Houlahan also blew up Ratcliffe, who confirmed that he was in chat because he suggests that the Democrats set politics from national security, focusing on discussions about the rapid rating.
“I think it is offensive to accuse me as a democrat, not taking care of national threats,” said Houlhan. “My task is to ask these questions, because when I served in the army and served in classified environments, if it happened to me, I would immediately resign.”
“Communication with this kind of signaling is not right,” added Houlahan. “Objectives, times, such things are absolutely classified and we all know about it. I know this. These people know about it. You all know that.”
Andy Kim among Democrats calling HegeSeth to resign
US Senator Andy Andy Kim (D., Nj) was one of the Democrats who called HegeSetha to give up on Wednesday after the publication of “shocking” details of the signal chat.
“As someone who had previously worked in the situation, I can’t believe that HegeSeth would recklessly write to information that could put the goal to our pilots and website members,” she wrote Kim in social media. “He must give up.”
Senator Mark Kelly (D., Ariz.), A retired combat pilot and Navy astronaut, also called HegSetha to resign, describing the former host of Fox News as “the most under -eligible secretary of defense we’ve ever seen.”
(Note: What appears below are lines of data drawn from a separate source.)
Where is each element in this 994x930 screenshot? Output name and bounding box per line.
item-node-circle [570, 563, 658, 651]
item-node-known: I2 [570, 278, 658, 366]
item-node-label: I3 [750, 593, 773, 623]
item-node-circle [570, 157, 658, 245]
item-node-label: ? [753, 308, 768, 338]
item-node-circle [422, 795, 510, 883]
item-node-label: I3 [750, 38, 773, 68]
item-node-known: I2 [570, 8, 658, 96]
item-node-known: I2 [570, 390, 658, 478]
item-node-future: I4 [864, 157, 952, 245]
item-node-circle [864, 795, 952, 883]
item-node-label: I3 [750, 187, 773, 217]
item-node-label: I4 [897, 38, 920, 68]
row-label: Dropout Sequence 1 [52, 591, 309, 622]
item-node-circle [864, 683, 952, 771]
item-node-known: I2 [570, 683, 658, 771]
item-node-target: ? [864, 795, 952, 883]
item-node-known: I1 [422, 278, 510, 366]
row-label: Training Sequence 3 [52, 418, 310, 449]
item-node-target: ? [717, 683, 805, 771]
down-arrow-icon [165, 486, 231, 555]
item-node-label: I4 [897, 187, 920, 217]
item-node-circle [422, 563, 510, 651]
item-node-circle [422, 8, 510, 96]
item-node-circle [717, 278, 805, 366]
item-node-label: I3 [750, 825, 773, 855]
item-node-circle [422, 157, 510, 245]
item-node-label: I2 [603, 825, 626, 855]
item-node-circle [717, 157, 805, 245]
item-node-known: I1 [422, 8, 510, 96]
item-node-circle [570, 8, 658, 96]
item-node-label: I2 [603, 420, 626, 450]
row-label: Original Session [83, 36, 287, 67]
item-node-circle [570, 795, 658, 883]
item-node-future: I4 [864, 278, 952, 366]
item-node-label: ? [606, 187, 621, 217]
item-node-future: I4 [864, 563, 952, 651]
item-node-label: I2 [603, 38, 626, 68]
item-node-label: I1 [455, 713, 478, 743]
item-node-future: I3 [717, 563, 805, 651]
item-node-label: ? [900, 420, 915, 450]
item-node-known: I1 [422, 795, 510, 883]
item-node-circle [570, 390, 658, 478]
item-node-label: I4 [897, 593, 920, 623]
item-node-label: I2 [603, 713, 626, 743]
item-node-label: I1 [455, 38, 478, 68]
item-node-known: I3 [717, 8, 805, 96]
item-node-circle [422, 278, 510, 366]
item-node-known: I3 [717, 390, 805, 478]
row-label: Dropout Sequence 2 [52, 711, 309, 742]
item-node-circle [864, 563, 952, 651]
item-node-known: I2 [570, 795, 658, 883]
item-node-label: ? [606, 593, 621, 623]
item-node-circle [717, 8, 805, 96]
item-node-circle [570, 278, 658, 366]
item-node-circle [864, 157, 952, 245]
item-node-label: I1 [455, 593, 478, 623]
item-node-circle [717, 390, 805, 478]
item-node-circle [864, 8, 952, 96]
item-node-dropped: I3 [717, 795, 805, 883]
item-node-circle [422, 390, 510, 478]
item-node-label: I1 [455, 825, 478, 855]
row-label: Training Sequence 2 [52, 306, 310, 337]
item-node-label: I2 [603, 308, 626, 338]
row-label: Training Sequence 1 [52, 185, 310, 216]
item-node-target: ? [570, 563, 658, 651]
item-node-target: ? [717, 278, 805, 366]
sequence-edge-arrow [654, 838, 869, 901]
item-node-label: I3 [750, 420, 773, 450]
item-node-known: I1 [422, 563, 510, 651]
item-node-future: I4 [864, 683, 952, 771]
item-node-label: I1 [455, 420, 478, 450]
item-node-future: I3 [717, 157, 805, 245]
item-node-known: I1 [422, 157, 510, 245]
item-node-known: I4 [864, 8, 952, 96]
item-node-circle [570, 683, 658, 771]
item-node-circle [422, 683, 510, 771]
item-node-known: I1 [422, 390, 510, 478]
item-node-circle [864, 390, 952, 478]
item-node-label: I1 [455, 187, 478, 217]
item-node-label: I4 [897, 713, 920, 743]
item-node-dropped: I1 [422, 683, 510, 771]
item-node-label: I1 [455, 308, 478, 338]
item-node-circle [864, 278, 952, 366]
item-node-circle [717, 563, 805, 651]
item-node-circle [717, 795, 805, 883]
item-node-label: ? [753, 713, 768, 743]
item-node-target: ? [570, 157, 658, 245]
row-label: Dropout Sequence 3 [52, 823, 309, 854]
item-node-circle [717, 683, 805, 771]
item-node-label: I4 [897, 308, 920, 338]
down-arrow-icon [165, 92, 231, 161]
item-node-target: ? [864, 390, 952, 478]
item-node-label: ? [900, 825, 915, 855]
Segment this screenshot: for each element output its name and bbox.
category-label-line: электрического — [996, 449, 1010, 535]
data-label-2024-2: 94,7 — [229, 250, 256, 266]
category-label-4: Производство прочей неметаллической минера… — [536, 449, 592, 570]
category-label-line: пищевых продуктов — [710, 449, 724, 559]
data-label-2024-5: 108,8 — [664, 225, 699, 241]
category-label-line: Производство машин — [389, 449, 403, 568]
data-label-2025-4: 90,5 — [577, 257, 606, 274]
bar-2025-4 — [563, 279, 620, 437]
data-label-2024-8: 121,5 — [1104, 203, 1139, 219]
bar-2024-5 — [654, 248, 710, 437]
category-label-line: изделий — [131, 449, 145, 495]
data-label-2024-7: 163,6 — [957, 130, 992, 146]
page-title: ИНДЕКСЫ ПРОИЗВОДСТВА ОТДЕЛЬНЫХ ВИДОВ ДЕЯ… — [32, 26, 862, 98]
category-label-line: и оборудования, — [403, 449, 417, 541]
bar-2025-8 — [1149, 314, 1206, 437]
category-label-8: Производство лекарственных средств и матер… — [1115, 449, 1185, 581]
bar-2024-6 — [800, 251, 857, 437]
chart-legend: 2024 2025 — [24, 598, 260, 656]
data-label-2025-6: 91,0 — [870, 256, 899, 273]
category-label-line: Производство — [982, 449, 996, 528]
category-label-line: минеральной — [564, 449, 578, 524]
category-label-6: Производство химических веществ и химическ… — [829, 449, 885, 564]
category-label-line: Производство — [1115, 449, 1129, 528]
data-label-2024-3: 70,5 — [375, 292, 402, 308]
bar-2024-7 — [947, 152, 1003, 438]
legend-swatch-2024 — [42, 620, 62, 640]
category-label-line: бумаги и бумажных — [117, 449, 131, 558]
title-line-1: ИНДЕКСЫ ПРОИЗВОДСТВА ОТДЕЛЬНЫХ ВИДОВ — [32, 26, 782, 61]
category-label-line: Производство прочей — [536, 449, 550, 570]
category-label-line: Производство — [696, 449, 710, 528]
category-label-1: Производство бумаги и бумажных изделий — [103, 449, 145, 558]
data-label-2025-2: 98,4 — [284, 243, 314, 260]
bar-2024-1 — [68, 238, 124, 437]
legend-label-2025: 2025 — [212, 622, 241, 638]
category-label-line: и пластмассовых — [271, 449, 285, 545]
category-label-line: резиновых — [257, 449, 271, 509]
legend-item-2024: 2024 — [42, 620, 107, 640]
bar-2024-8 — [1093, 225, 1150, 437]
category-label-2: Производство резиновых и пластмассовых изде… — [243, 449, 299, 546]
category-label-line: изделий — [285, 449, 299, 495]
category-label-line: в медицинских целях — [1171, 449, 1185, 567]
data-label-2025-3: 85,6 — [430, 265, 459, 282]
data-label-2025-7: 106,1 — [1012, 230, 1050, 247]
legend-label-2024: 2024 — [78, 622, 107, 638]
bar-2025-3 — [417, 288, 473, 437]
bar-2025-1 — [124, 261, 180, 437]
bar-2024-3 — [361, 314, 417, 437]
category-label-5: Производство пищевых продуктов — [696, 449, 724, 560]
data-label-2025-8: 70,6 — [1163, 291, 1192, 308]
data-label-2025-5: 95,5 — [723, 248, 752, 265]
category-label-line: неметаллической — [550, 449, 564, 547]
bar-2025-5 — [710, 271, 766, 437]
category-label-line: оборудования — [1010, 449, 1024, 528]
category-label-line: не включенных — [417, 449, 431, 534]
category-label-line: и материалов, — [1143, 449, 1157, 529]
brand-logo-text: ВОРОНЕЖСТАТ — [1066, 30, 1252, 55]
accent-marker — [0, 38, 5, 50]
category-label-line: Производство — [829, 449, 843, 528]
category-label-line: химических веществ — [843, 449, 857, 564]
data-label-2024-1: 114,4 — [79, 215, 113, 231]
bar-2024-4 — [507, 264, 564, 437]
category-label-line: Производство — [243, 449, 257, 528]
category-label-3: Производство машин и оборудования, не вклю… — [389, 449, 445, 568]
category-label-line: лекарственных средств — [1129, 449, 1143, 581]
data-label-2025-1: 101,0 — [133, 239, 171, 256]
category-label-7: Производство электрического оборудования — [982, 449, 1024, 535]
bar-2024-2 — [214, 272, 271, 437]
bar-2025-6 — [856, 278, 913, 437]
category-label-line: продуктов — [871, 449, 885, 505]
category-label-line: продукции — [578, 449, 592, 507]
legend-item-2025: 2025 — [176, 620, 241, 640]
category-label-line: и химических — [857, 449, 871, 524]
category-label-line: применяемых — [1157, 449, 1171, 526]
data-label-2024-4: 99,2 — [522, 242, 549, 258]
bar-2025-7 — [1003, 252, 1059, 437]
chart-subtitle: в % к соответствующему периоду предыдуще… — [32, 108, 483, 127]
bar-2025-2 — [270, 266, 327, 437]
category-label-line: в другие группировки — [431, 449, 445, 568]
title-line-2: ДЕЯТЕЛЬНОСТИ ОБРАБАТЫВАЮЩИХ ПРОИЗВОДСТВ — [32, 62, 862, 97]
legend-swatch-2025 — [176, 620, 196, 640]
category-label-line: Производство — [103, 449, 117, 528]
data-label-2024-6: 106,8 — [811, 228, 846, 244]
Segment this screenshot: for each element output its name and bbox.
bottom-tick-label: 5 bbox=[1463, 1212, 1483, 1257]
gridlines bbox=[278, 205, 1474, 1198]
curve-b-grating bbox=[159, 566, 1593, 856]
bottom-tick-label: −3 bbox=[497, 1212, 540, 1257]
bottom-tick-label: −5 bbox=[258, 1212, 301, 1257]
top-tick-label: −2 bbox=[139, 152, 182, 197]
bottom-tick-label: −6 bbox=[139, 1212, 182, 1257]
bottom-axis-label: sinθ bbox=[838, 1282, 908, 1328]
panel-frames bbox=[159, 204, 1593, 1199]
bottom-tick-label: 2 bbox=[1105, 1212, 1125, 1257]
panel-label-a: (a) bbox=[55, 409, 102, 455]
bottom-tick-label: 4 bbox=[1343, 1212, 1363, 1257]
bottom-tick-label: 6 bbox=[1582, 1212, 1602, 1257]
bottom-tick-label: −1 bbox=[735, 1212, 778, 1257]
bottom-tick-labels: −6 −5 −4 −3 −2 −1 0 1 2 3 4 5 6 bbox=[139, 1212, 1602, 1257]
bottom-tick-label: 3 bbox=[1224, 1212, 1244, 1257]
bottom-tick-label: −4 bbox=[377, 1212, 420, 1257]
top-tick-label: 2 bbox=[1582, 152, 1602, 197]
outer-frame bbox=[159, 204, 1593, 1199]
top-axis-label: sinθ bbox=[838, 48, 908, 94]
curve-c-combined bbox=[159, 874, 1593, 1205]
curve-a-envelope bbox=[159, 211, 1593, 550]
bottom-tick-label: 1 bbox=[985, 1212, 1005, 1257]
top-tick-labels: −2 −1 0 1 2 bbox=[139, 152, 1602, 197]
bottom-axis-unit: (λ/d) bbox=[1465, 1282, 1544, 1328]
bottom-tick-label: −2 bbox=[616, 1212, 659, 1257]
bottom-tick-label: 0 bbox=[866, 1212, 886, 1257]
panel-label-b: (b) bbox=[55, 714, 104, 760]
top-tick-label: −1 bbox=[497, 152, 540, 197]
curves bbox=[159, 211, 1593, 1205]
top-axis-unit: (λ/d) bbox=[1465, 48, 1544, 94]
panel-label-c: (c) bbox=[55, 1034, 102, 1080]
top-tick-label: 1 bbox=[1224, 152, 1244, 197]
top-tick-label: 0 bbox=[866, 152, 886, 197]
“We are lucky that it did not cost any soldiers of their lives, but for the safety of our army and our country” Kelly wrote in social media.
The leader of the home minority, Hakeem Jeffries, was the highest rank of democrats to call HegeSetha to resign from Trump’s saying in a letter that the former Fox News host was “unplanned” to serve as secretary of defense.
“The so-called defense secretary recklessly and freely revealed highly sensitive war plans-at that time, the time of the ongoing attack, possible impact targets and weapons for use-during the unplassified chat of the national security group, which inexplicably included a reporter,” Jeffries in a letter, which, who in who wrote Jeffries It was obtained by the New York Times. “His behavior shocks his conscience, risked American life and probably violated the law.”